Mısır’ da Müminler şu Ramazanda sabahlara kadar sokaklarda; bir hurma, bir lokmayla sahur yaparak oruç tutuyorlar. “Artık uşak olmayacağız” diyerek haykırıyorlar.
Rabbimiz Bakara 186’ da şöyle buyuruyor “Kullarım sana Beni sorarlarsa, bilsinler ki Ben, şüphesiz onlara yakınım. Benden isteyenin, dua ettiğinde duasını kabul ederim. Artık onlar da davetimi kabul edip Bana inansınlar ki doğru yolda yürüyenlerden olsunlar.”

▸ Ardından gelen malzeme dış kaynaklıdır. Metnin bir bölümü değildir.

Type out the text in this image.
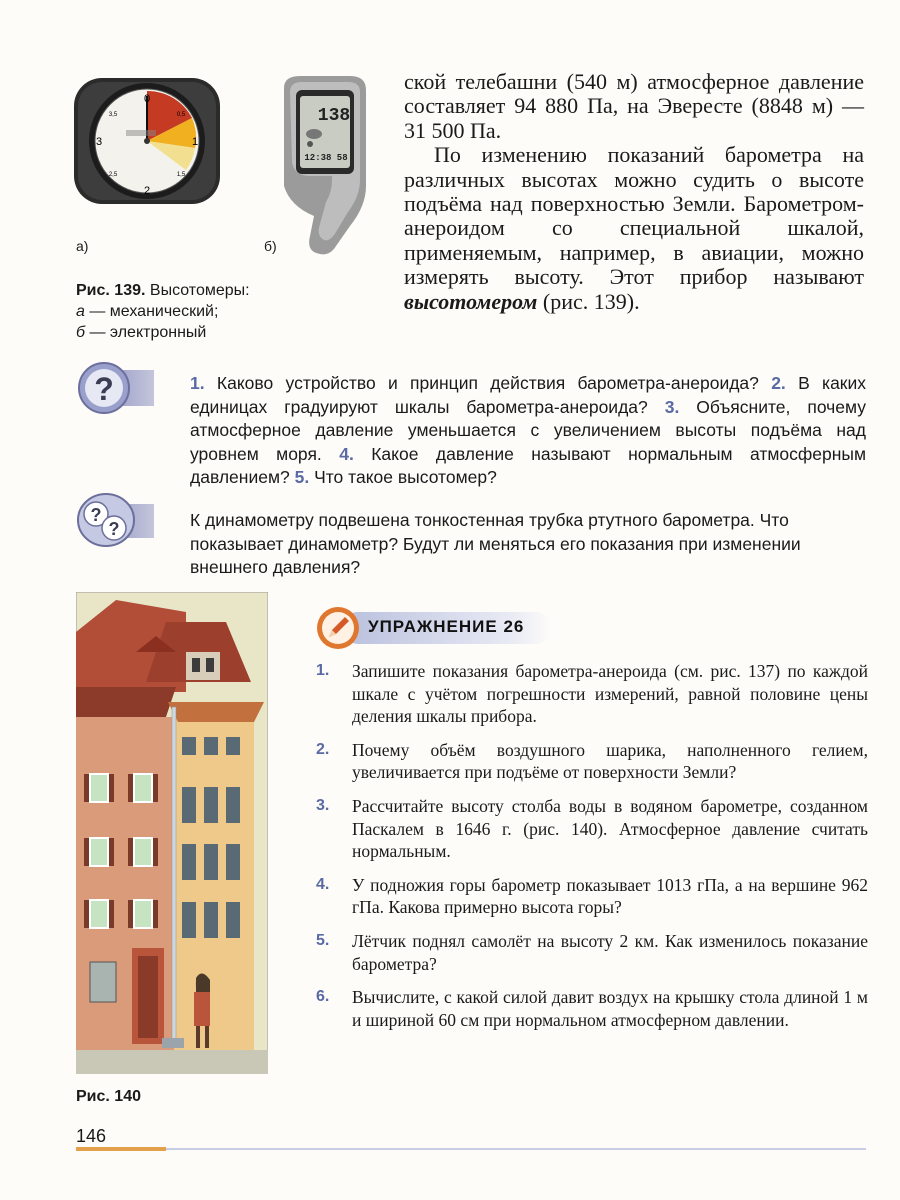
0
1
2
3
0,5
1,5
2,5
3,5
а)
138
12:38 58
б)
Рис. 139. Высотомеры:
а — механический;
б — электронный

ской телебашни (540 м) атмосферное давление составляет 94 880 Па, на Эвересте (8848 м) — 31 500 Па.

По изменению показаний барометра на различных высотах можно судить о высоте подъёма над поверхностью Земли. Барометром-анероидом со специальной шкалой, применяемым, например, в авиации, можно измерять высоту. Этот прибор называют высотомером (рис. 139).

?	1. Каково устройство и принцип действия барометра-анероида? 2. В каких единицах градуируют шкалы барометра-анероида? 3. Объясните, почему атмосферное давление уменьшается с увеличением высоты подъёма над уровнем моря. 4. Какое давление называют нормальным атмосферным давлением? 5. Что такое высотомер?
?
?	К динамометру подвешена тонкостенная трубка ртутного барометра. Что показывает динамометр? Будут ли меняться его показания при изменении внешнего давления?
Рис. 140
УПРАЖНЕНИЕ 26
1. Запишите показания барометра-анероида (см. рис. 137) по каждой шкале с учётом погрешности измерений, равной половине цены деления шкалы прибора.
2. Почему объём воздушного шарика, наполненного гелием, увеличивается при подъёме от поверхности Земли?
3. Рассчитайте высоту столба воды в водяном барометре, созданном Паскалем в 1646 г. (рис. 140). Атмосферное давление считать нормальным.
4. У подножия горы барометр показывает 1013 гПа, а на вершине 962 гПа. Какова примерно высота горы?
5. Лётчик поднял самолёт на высоту 2 км. Как изменилось показание барометра?
6. Вычислите, с какой силой давит воздух на крышку стола длиной 1 м и шириной 60 см при нормальном атмосферном давлении.
146
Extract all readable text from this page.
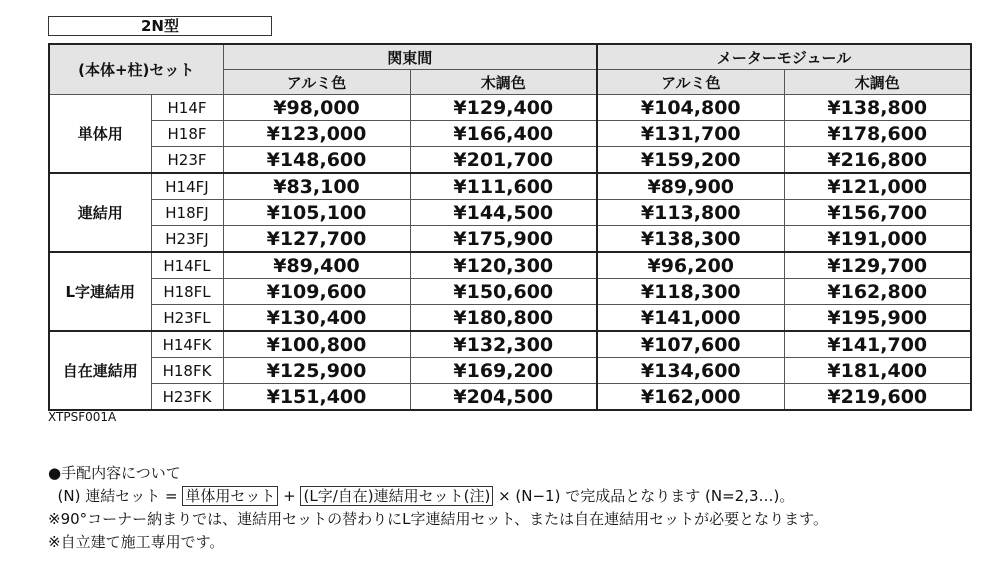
2N型
(本体+柱)セット		関東間		メーターモジュール	
		アルミ色	木調色	アルミ色	木調色
単体用	H14F	¥98,000	¥129,400	¥104,800	¥138,800
	H18F	¥123,000	¥166,400	¥131,700	¥178,600
	H23F	¥148,600	¥201,700	¥159,200	¥216,800
連結用	H14FJ	¥83,100	¥111,600	¥89,900	¥121,000
	H18FJ	¥105,100	¥144,500	¥113,800	¥156,700
	H23FJ	¥127,700	¥175,900	¥138,300	¥191,000
L字連結用	H14FL	¥89,400	¥120,300	¥96,200	¥129,700
	H18FL	¥109,600	¥150,600	¥118,300	¥162,800
	H23FL	¥130,400	¥180,800	¥141,000	¥195,900
自在連結用	H14FK	¥100,800	¥132,300	¥107,600	¥141,700
	H18FK	¥125,900	¥169,200	¥134,600	¥181,400
	H23FK	¥151,400	¥204,500	¥162,000	¥219,600
XTPSF001A
●手配内容について
(N) 連結セット = 単体用セット + (L字/自在)連結用セット(注) × (N−1) で完成品となります (N=2,3…)。
※90°コーナー納まりでは、連結用セットの替わりにL字連結用セット、または自在連結用セットが必要となります。
※自立建て施工専用です。
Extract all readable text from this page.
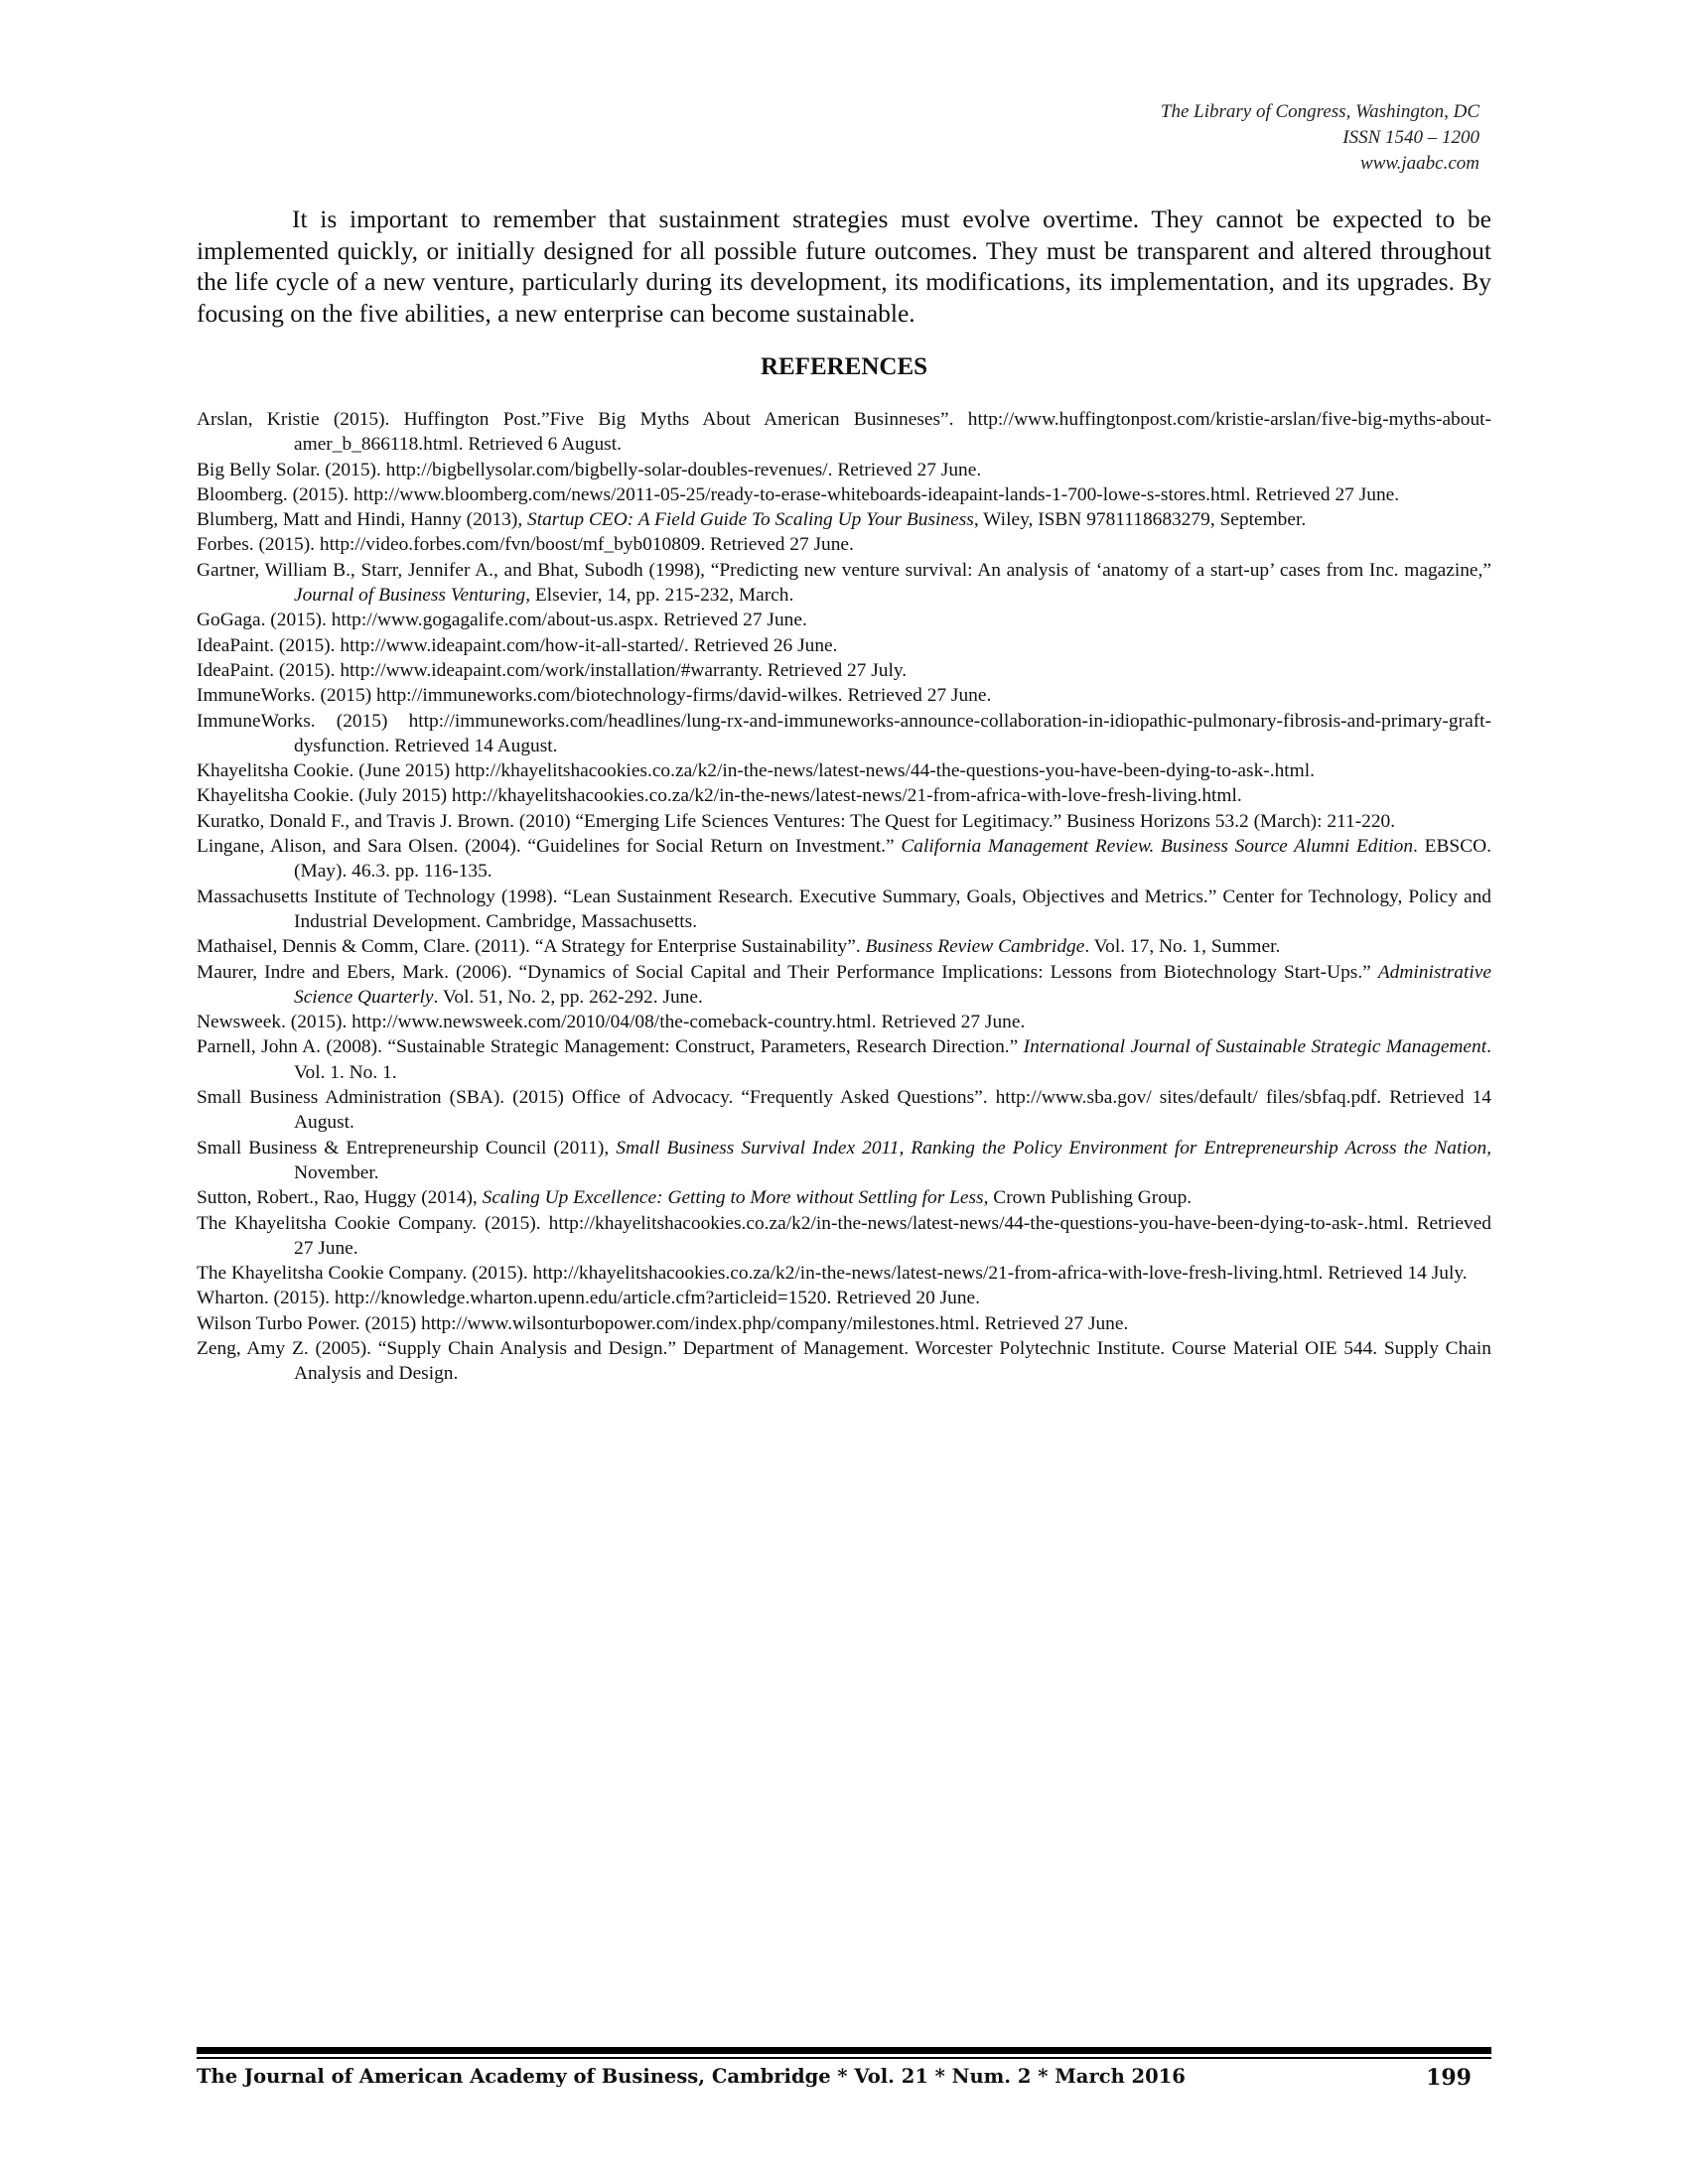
The Library of Congress, Washington, DC
ISSN 1540 – 1200
www.jaabc.com

It is important to remember that sustainment strategies must evolve overtime. They cannot be expected to be implemented quickly, or initially designed for all possible future outcomes. They must be transparent and altered throughout the life cycle of a new venture, particularly during its development, its modifications, its implementation, and its upgrades. By focusing on the five abilities, a new enterprise can become sustainable.

REFERENCES
Arslan, Kristie (2015). Huffington Post.”Five Big Myths About American Businneses”. http://www.huffingtonpost.com/kristie-arslan/five-big-myths-about-amer_b_866118.html. Retrieved 6 August.
Big Belly Solar. (2015). http://bigbellysolar.com/bigbelly-solar-doubles-revenues/. Retrieved 27 June.
Bloomberg. (2015). http://www.bloomberg.com/news/2011-05-25/ready-to-erase-whiteboards-ideapaint-lands-1-700-lowe-s-stores.html. Retrieved 27 June.
Blumberg, Matt and Hindi, Hanny (2013), Startup CEO: A Field Guide To Scaling Up Your Business, Wiley, ISBN 9781118683279, September.
Forbes. (2015). http://video.forbes.com/fvn/boost/mf_byb010809. Retrieved 27 June.
Gartner, William B., Starr, Jennifer A., and Bhat, Subodh (1998), “Predicting new venture survival: An analysis of ‘anatomy of a start-up’ cases from Inc. magazine,” Journal of Business Venturing, Elsevier, 14, pp. 215-232, March.
GoGaga. (2015). http://www.gogagalife.com/about-us.aspx. Retrieved 27 June.
IdeaPaint. (2015). http://www.ideapaint.com/how-it-all-started/. Retrieved 26 June.
IdeaPaint. (2015). http://www.ideapaint.com/work/installation/#warranty. Retrieved 27 July.
ImmuneWorks. (2015) http://immuneworks.com/biotechnology-firms/david-wilkes. Retrieved 27 June.
ImmuneWorks. (2015) http://immuneworks.com/headlines/lung-rx-and-immuneworks-announce-collaboration-in-idiopathic-pulmonary-fibrosis-and-primary-graft-dysfunction. Retrieved 14 August.
Khayelitsha Cookie. (June 2015) http://khayelitshacookies.co.za/k2/in-the-news/latest-news/44-the-questions-you-have-been-dying-to-ask-.html.
Khayelitsha Cookie. (July 2015) http://khayelitshacookies.co.za/k2/in-the-news/latest-news/21-from-africa-with-love-fresh-living.html.
Kuratko, Donald F., and Travis J. Brown. (2010) “Emerging Life Sciences Ventures: The Quest for Legitimacy.” Business Horizons 53.2 (March): 211-220.
Lingane, Alison, and Sara Olsen. (2004). “Guidelines for Social Return on Investment.” California Management Review. Business Source Alumni Edition. EBSCO. (May). 46.3. pp. 116-135.
Massachusetts Institute of Technology (1998). “Lean Sustainment Research. Executive Summary, Goals, Objectives and Metrics.” Center for Technology, Policy and Industrial Development. Cambridge, Massachusetts.
Mathaisel, Dennis & Comm, Clare. (2011). “A Strategy for Enterprise Sustainability”. Business Review Cambridge. Vol. 17, No. 1, Summer.
Maurer, Indre and Ebers, Mark. (2006). “Dynamics of Social Capital and Their Performance Implications: Lessons from Biotechnology Start-Ups.” Administrative Science Quarterly. Vol. 51, No. 2, pp. 262-292. June.
Newsweek. (2015). http://www.newsweek.com/2010/04/08/the-comeback-country.html. Retrieved 27 June.
Parnell, John A. (2008). “Sustainable Strategic Management: Construct, Parameters, Research Direction.” International Journal of Sustainable Strategic Management. Vol. 1. No. 1.
Small Business Administration (SBA). (2015) Office of Advocacy. “Frequently Asked Questions”. http://www.sba.gov/ sites/default/ files/sbfaq.pdf. Retrieved 14 August.
Small Business & Entrepreneurship Council (2011), Small Business Survival Index 2011, Ranking the Policy Environment for Entrepreneurship Across the Nation, November.
Sutton, Robert., Rao, Huggy (2014), Scaling Up Excellence: Getting to More without Settling for Less, Crown Publishing Group.
The Khayelitsha Cookie Company. (2015). http://khayelitshacookies.co.za/k2/in-the-news/latest-news/44-the-questions-you-have-been-dying-to-ask-.html. Retrieved 27 June.
The Khayelitsha Cookie Company. (2015). http://khayelitshacookies.co.za/k2/in-the-news/latest-news/21-from-africa-with-love-fresh-living.html. Retrieved 14 July.
Wharton. (2015). http://knowledge.wharton.upenn.edu/article.cfm?articleid=1520. Retrieved 20 June.
Wilson Turbo Power. (2015) http://www.wilsonturbopower.com/index.php/company/milestones.html. Retrieved 27 June.
Zeng, Amy Z. (2005). “Supply Chain Analysis and Design.” Department of Management. Worcester Polytechnic Institute. Course Material OIE 544. Supply Chain Analysis and Design.
The Journal of American Academy of Business, Cambridge * Vol. 21 * Num. 2 * March 2016	199
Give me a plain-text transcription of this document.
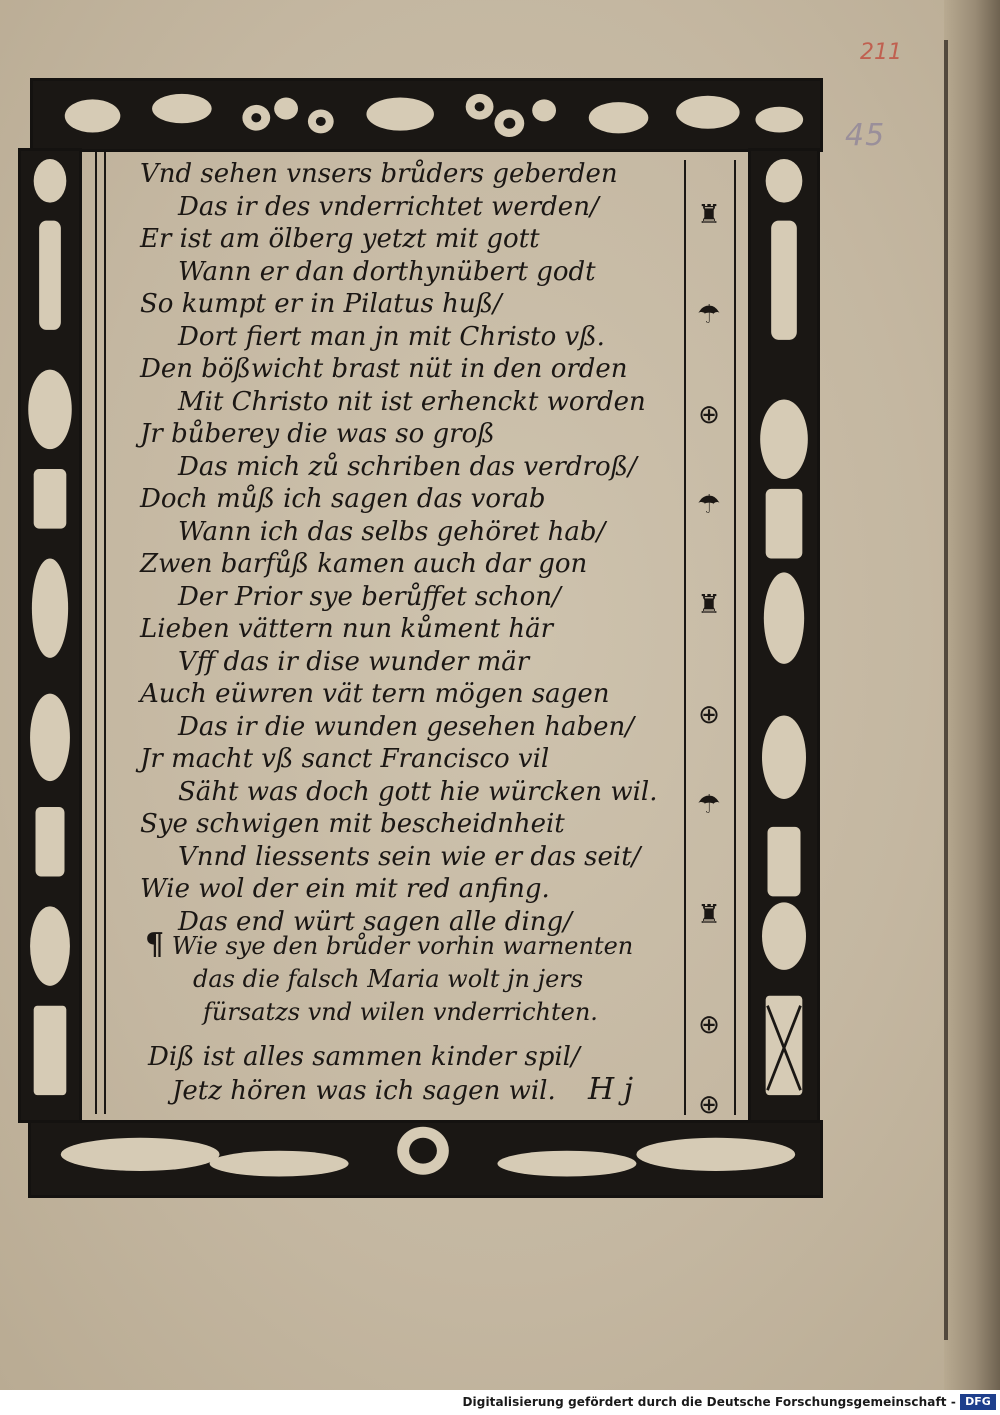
211
45
Vnd sehen vnsers brůders geberden
Das ir des vnderrichtet werden/
Er ist am ölberg yetzt mit gott
Wann er dan dorthynübert godt
So kumpt er in Pilatus huß/
Dort fiert man jn mit Christo vß.
Den bößwicht brast nüt in den orden
Mit Christo nit ist erhenckt worden
Jr bůberey die was so groß
Das mich zů schriben das verdroß/
Doch můß ich sagen das vorab
Wann ich das selbs gehöret hab/
Zwen barfůß kamen auch dar gon
Der Prior sye berůffet schon/
Lieben vättern nun kůment här
Vff das ir dise wunder mär
Auch eüwren vät tern mögen sagen
Das ir die wunden gesehen haben/
Jr macht vß sanct Francisco vil
Säht was doch gott hie würcken wil.
Sye schwigen mit bescheidnheit
Vnnd liessents sein wie er das seit/
Wie wol der ein mit red anfing.
Das end würt sagen alle ding/
¶ Wie sye den brůder vorhin warnenten
das die falsch Maria wolt jn jers
fürsatzs vnd wilen vnderrichten.
Diß ist alles sammen kinder spil/
Jetz hören was ich sagen wil.	H j
♜
☂
⊕
☂
♜
⊕
☂
♜
⊕
⊕
Digitalisierung gefördert durch die Deutsche Forschungsgemeinschaft - DFG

Dostlar! Duaların kabul olunduğu, niyazların çevrilmediği şu saatlerde el açıp gönülden dua edelim Müslümanlara ve tüm mazlumlara… 09.07.2013
MERHABA ABDULBAKİ KARDEŞİM YAZINI OKUDUM HAKLISIN EVET AMA BİR NOKSAN VAR BENCE UNUTTUĞUN VEYA AKLINIZDAN ÇIKARDIĞINIZ KERKÜK TÜRKMENLERİ HERGÜN ÖLDÜRÜLDÜĞÜ ÇİNDE YILLARCA ZÜLÜM GÖREN TÜRKİSTAN TÜRKLERİ BUNLAR HİÇ VİJDANINIZI SIZLATMIYORMU KALEME ALAMIYORSUNUZ…? SEVGİLER SELAMLAR.